My new essay about being a teenager and running away to Israel, and making new friends and eventually losing my religion, is out now at Southeast Review! You can find it by following the link here, or in the "Work" section of this website. I love this essay deeply, and have waited a long time for it to come into the world... I'm so happy that it's finally ready!
I spent yesterday reading the new issue, and it's full of brilliant pieces. One of my other favourites is this amazing piece by Toni Mirosevich about competitive ladies showing off new fur coats at church (which lol, opened up a whole drawer of squashed memories in my mind). Grateful to be keeping this company, and really recommend the whole issue if you're looking for a good lit mag to pass the time with.
The other thing I want to do with today's blog post is share a resource that has been helping me.
I've come to realise that overall, there are a ton of books and classes out there on how to skill-up your actual sentences, as a writer. There are also countless resources that help you to create space and discipline in your life, to maintain a regular practice (e.g. writing groups).
But I've not found many resources that pertain to the part of the writing life I struggle with most: the inner feelings of safety, confidence, and security that matter alongside these other things, and in fact, form a necessary precondition for them to flourish. I've heard some people refer to this part of the creative life, a bit cheesily, as "Sanctuary"... at any rate, it seems to be something that's more difficult to talk about candidly, because it's so intensely personal and requires many years of sustained emotional (as opposed to intellectual) effort to build up.

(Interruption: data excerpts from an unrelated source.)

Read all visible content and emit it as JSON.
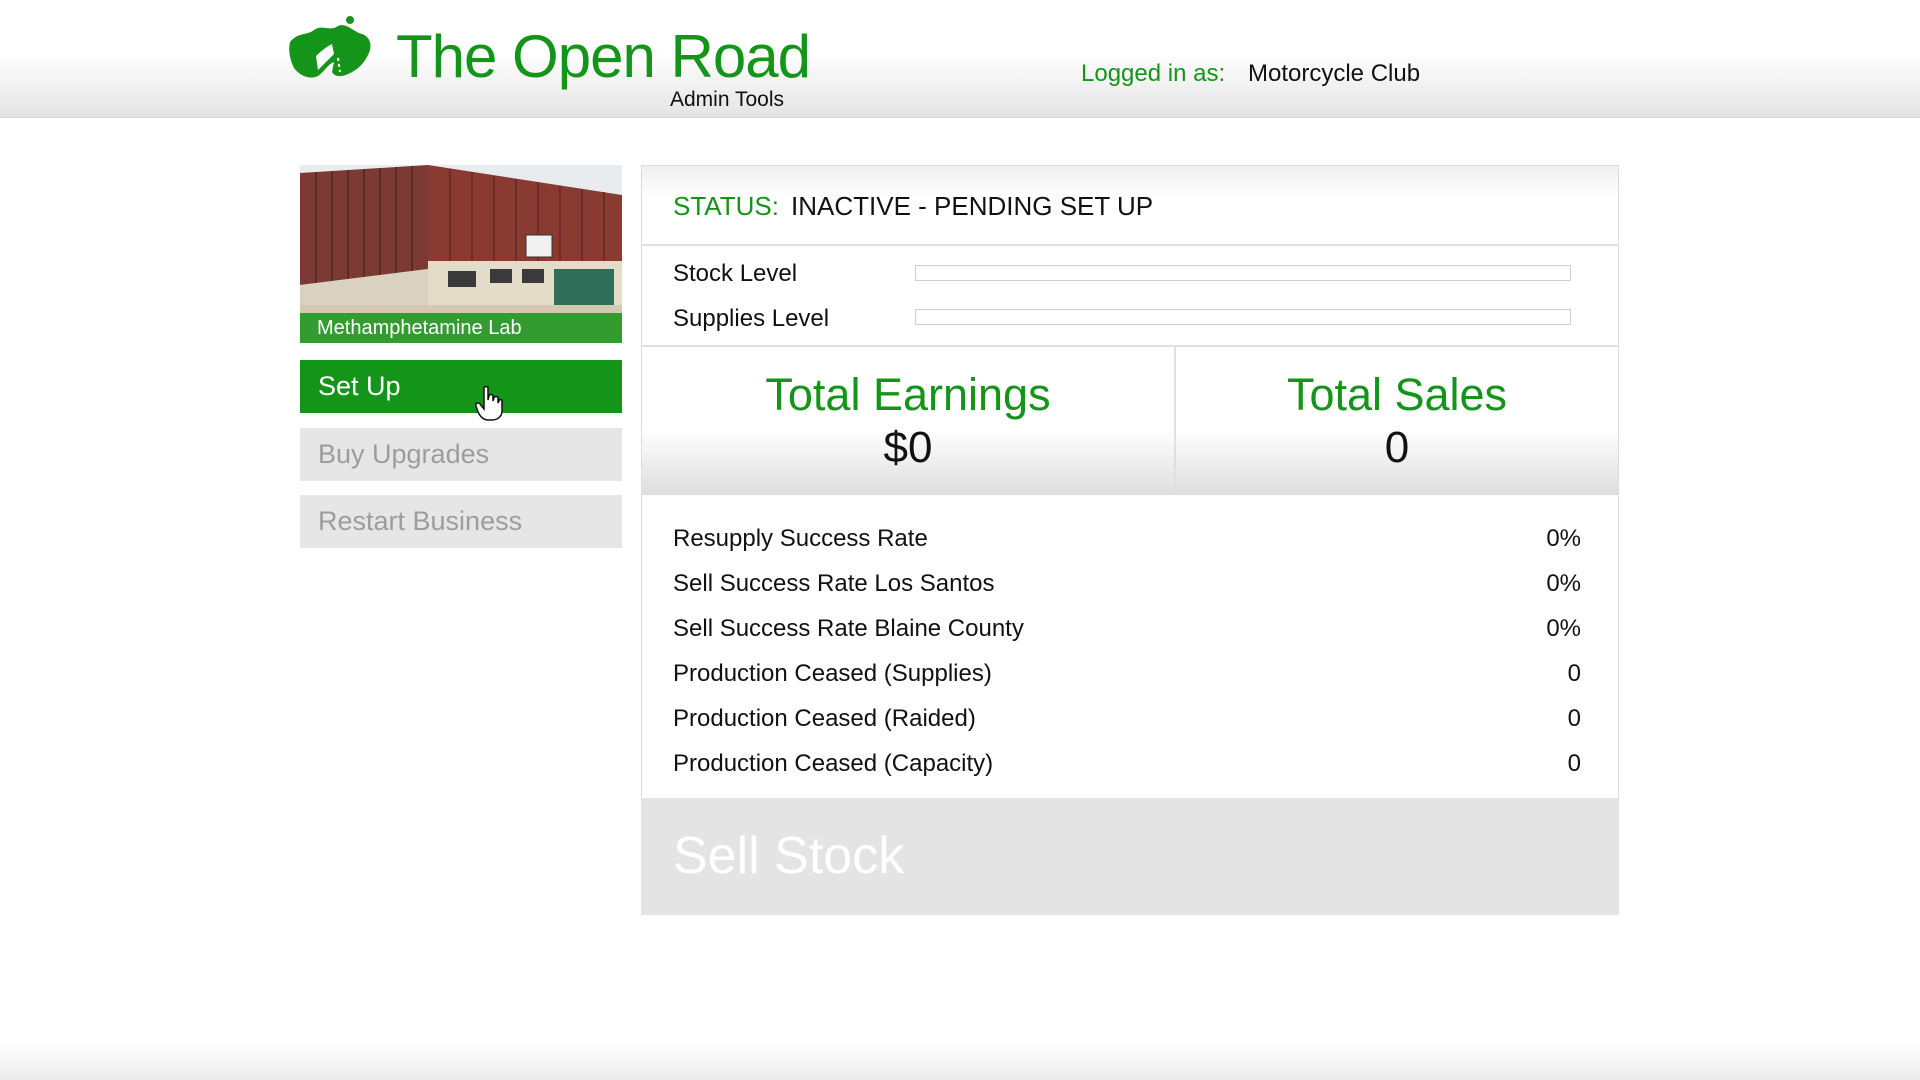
{
  "header": {
    "brand_title": "The Open Road",
    "brand_subtitle": "Admin Tools",
    "logged_in_label": "Logged in as:",
    "logged_in_user": "Motorcycle Club",
    "logo_icon": "road-logo-icon"
  },
  "sidebar": {
    "business_name": "Methamphetamine Lab",
    "buttons": [
      {
        "label": "Set Up",
        "state": "active"
      },
      {
        "label": "Buy Upgrades",
        "state": "disabled"
      },
      {
        "label": "Restart Business",
        "state": "disabled"
      }
    ]
  },
  "panel": {
    "status_label": "STATUS:",
    "status_value": "INACTIVE - PENDING SET UP",
    "levels": [
      {
        "label": "Stock Level",
        "fill_fraction": 0
      },
      {
        "label": "Supplies Level",
        "fill_fraction": 0
      }
    ],
    "totals": [
      {
        "title": "Total Earnings",
        "value": "$0"
      },
      {
        "title": "Total Sales",
        "value": "0"
      }
    ],
    "stats": [
      {
        "label": "Resupply Success Rate",
        "value": "0%"
      },
      {
        "label": "Sell Success Rate Los Santos",
        "value": "0%"
      },
      {
        "label": "Sell Success Rate Blaine County",
        "value": "0%"
      },
      {
        "label": "Production Ceased (Supplies)",
        "value": "0"
      },
      {
        "label": "Production Ceased (Raided)",
        "value": "0"
      },
      {
        "label": "Production Ceased (Capacity)",
        "value": "0"
      }
    ],
    "sell_button": "Sell Stock"
  },
  "colors": {
    "accent": "#15941a",
    "disabled_bg": "#e6e6e6",
    "disabled_text": "#9d9d9d"
  }
}
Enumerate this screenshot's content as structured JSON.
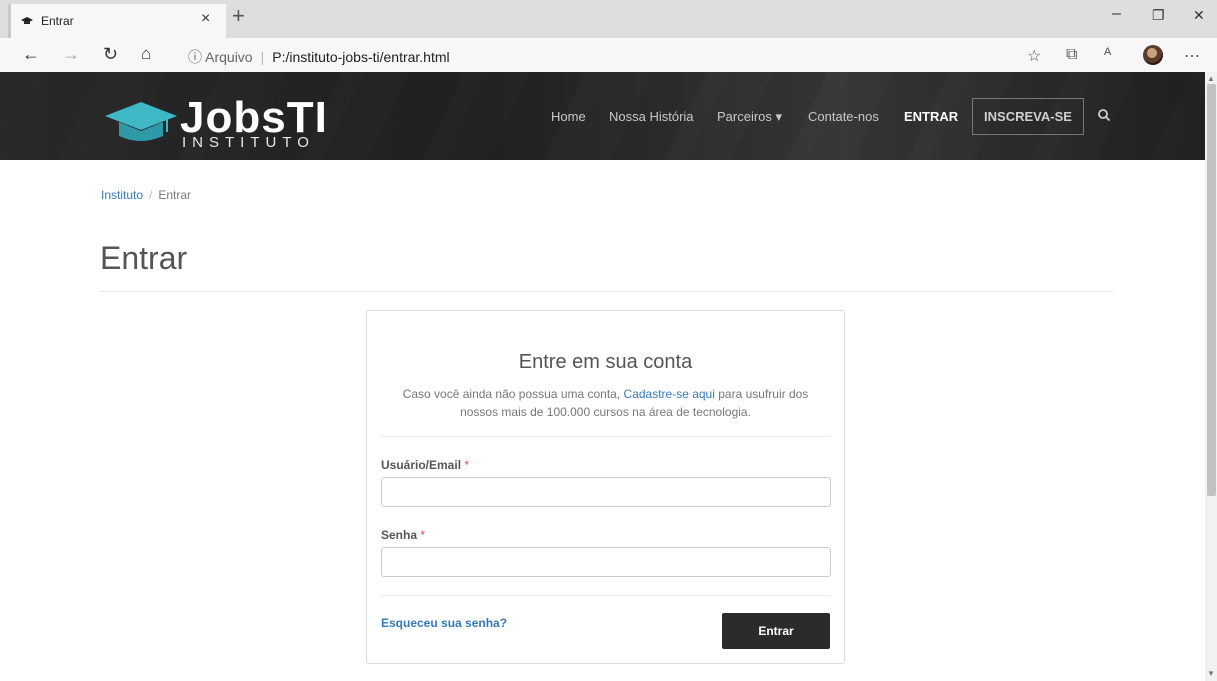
{
  "browser": {
    "tab_title": "Entrar",
    "tab_close": "×",
    "new_tab": "+",
    "address_label": "Arquivo",
    "address_url": "P:/instituto-jobs-ti/entrar.html",
    "win_min": "–",
    "win_max": "❐",
    "win_close": "✕"
  },
  "site": {
    "logo_text": "JobsTI",
    "logo_sub": "INSTITUTO",
    "menu": {
      "home": "Home",
      "historia": "Nossa História",
      "parceiros": "Parceiros ▾",
      "contato": "Contate-nos",
      "entrar": "ENTRAR"
    },
    "signup_button": "INSCREVA-SE"
  },
  "breadcrumb": {
    "root": "Instituto",
    "separator": "/",
    "current": "Entrar"
  },
  "page_title": "Entrar",
  "login": {
    "title": "Entre em sua conta",
    "desc_before": "Caso você ainda não possua uma conta, ",
    "desc_link": "Cadastre-se aqui",
    "desc_after_1": " para usufruir dos",
    "desc_line2": "nossos mais de 100.000 cursos na área de tecnologia.",
    "user_label": "Usuário/Email",
    "user_value": "",
    "password_label": "Senha",
    "password_value": "",
    "required_mark": "*",
    "forgot_link": "Esqueceu sua senha?",
    "submit": "Entrar"
  },
  "colors": {
    "accent": "#337ab7",
    "logo_cap": "#3fb8c6",
    "button_dark": "#2b2b2b",
    "required": "#d9534f"
  }
}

So periodically, on this blog, I would like to share some resources that have been helping me in this area of creative life! Today's piece is this conversation on self-doubt between the writers Sarah Painter and Joanna Penn, which I came across on Youtube some weeks ago.
I really empathise with what Sarah Painter describes here - about how self-doubt is a feeling that comes from within and, in its essence, cannot ever be quelled by any form of outside achievement. She talks here about how the bar will keep rising, no matter how much glory you achieve - unless you turn inwards, and fight that feeling of "I'm not good enough" from within you. I laughed out loud when she described how she told herself that she would finally qualify as a "real writer" once she got an agent... and then once she got a book deal... and then once her book was on the front table at Waterstones... and so on and so forth, chasing the ever-receding horizon line into madness. She talks about the many tricks that she's learned since then, to overcome that horrible feeling of "I'm not good enough"- and the whole conversation is really lively, vulnerable, and relatable. I enjoyed it, and I hope that you might too.